- Location of Media in Henderson County, Illinois.
- Location of Illinois in the United States
- Coordinates: 40°46′10″N 90°49′58″W﻿ / ﻿40.76944°N 90.83278°W
- Country: United States
- State: Illinois
- County: Henderson
- Township: Media
- Founded: 1887
- Founded by: Nathan Wever

Area
- • Total: 1.70 sq mi (4.40 km^{2})
- • Land: 1.70 sq mi (4.40 km^{2})
- • Water: 0 sq mi (0.00 km^{2})
- Elevation: 712 ft (217 m)

Population (2020)
- • Total: 121
- • Density: 71.3/sq mi (27.52/km^{2})
- Time zone: UTC-6 (CST)
- • Summer (DST): UTC-5 (CDT)
- ZIP Code(s): 61460
- Area code: 309
- FIPS code: 17-48073
- GNIS feature ID: 2399304
- Wikimedia Commons: Media, Illinois

= Media, Illinois =

Media is a village in Henderson County, Illinois, United States. The population was 121 at the 2020 census, up from 107 at the 2010 census. It is part of the Burlington, IA-IL Micropolitan Statistical Area.

==Origin of the village name==

According to the common theory, the name of the village originated from the fact that the town is situated halfway between Chicago and Kansas City on the Santa Fe Railroad.

==Geography==
Media is located in southeastern Henderson County. Illinois Route 116 passes through the village, leading west and north 9 mi to U.S. Route 34 near Biggsville, and south and east 11 mi to Roseville.

According to the 2021 census gazetteer files, Media has a total area of 1.70 sqmi, all land.

==Demographics==
As of the 2020 census there were 121 people, 46 households, and 38 families residing in the village. The population density was 71.26 PD/sqmi. There were 58 housing units at an average density of 34.16 /sqmi. The racial makeup of the village was 95.87% White, 0.00% African American, 0.00% Native American, 0.00% Asian, 0.00% Pacific Islander, 0.00% from other races, and 4.13% from two or more races. Hispanic or Latino of any race were 0.00% of the population.

There were 46 households, out of which 32.6% had children under the age of 18 living with them, 65.22% were married couples living together, 17.39% had a female householder with no husband present, and 17.39% were non-families. 17.39% of all households were made up of individuals, and 2.17% had someone living alone who was 65 years of age or older. The average household size was 2.66 and the average family size was 2.39.

The village's age distribution consisted of 26.4% under the age of 18, 1.8% from 18 to 24, 17.2% from 25 to 44, 43.6% from 45 to 64, and 10.9% who were 65 years of age or older. The median age was 51.1 years. For every 100 females, there were 80.3 males. For every 100 females age 18 and over, there were 92.9 males.

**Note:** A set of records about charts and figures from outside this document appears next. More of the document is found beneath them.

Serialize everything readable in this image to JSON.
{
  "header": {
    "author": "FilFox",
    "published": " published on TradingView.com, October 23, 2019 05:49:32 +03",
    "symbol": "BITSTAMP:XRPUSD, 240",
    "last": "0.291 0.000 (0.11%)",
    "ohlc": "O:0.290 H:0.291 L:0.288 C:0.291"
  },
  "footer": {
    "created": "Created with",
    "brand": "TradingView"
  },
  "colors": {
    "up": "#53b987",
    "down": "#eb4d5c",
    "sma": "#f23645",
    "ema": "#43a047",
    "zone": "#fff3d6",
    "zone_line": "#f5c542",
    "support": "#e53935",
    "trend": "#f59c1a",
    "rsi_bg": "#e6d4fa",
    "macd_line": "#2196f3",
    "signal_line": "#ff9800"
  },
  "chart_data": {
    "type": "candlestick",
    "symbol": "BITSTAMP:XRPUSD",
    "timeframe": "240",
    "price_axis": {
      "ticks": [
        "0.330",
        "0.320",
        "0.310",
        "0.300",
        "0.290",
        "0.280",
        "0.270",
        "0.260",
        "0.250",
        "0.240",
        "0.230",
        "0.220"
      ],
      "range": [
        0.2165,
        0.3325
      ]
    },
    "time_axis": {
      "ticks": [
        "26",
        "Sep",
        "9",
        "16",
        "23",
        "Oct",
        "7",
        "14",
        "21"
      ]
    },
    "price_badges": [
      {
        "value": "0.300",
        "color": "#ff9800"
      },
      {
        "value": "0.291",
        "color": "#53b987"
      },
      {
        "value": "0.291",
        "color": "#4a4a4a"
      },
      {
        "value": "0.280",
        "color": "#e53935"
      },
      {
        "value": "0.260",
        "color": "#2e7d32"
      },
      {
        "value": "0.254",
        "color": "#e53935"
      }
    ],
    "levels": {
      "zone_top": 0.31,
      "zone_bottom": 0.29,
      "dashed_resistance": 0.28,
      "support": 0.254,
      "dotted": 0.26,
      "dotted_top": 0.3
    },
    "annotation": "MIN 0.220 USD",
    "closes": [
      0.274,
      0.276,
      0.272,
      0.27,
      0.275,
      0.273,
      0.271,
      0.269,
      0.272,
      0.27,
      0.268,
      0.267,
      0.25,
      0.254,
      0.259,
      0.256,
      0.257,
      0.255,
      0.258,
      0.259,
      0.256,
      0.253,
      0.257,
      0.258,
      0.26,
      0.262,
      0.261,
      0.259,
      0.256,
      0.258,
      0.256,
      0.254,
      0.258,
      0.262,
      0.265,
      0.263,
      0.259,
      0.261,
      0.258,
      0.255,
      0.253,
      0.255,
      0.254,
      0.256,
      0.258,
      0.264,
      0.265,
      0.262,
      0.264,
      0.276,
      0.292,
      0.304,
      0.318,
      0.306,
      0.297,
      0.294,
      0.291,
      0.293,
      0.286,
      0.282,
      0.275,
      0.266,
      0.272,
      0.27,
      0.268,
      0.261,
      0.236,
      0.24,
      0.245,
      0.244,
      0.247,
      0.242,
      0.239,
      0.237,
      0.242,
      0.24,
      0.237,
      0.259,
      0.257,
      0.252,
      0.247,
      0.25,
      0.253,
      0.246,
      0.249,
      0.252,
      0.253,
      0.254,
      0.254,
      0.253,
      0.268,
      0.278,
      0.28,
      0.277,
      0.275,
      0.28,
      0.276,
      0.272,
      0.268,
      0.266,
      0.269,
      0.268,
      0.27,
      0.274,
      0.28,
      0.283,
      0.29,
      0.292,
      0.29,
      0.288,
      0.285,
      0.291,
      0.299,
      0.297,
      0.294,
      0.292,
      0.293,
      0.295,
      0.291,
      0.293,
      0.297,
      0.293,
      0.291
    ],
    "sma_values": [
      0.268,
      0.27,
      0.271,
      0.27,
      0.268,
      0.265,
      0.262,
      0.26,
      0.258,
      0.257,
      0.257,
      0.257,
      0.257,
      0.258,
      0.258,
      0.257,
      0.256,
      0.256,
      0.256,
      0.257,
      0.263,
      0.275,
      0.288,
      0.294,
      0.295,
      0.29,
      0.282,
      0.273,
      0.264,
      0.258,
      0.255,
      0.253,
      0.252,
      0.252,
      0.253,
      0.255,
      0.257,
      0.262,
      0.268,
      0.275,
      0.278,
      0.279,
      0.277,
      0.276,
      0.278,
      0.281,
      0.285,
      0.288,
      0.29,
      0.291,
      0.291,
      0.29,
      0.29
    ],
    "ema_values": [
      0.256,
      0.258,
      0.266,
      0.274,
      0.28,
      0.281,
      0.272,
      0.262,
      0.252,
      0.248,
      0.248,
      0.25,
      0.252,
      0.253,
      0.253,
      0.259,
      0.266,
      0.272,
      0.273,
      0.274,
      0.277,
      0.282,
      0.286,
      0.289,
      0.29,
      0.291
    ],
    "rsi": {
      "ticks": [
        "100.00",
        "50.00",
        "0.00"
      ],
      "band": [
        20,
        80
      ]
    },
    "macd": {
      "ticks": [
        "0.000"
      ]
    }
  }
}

The median income for a household in the village was $63,864, and the median income for a family was $63,611. Males had a median income of $39,167 versus $37,500 for females. The per capita income for the village was $25,797. About 15.8% of families and 25.5% of the population were below the poverty line, including 58.6% of those under age 18 and none of those age 65 or over.

Historical population
| Census | Pop. | Note | %± |
| 1910 | 226 |  | — |
| 1920 | 170 |  | −24.8% |
| 1930 | 194 |  | 14.1% |
| 1940 | 187 |  | −3.6% |
| 1950 | 148 |  | −20.9% |
| 1960 | 165 |  | 11.5% |
| 1970 | 180 |  | 9.1% |
| 1980 | 179 |  | −0.6% |
| 1990 | 146 |  | −18.4% |
| 2000 | 130 |  | −11.0% |
| 2010 | 107 |  | −17.7% |
| 2020 | 121 |  | 13.1% |
U.S. Decennial Census

==Transportation==
Amtrak’s Southwest Chief, which operates between Los Angeles and Chicago, passes through the town on BNSF tracks, but makes no stop. A station is located in Galesburg, 34 mi to the northeast. The California Zephyr has a stop located in Burlington, which is 18 mi to the west.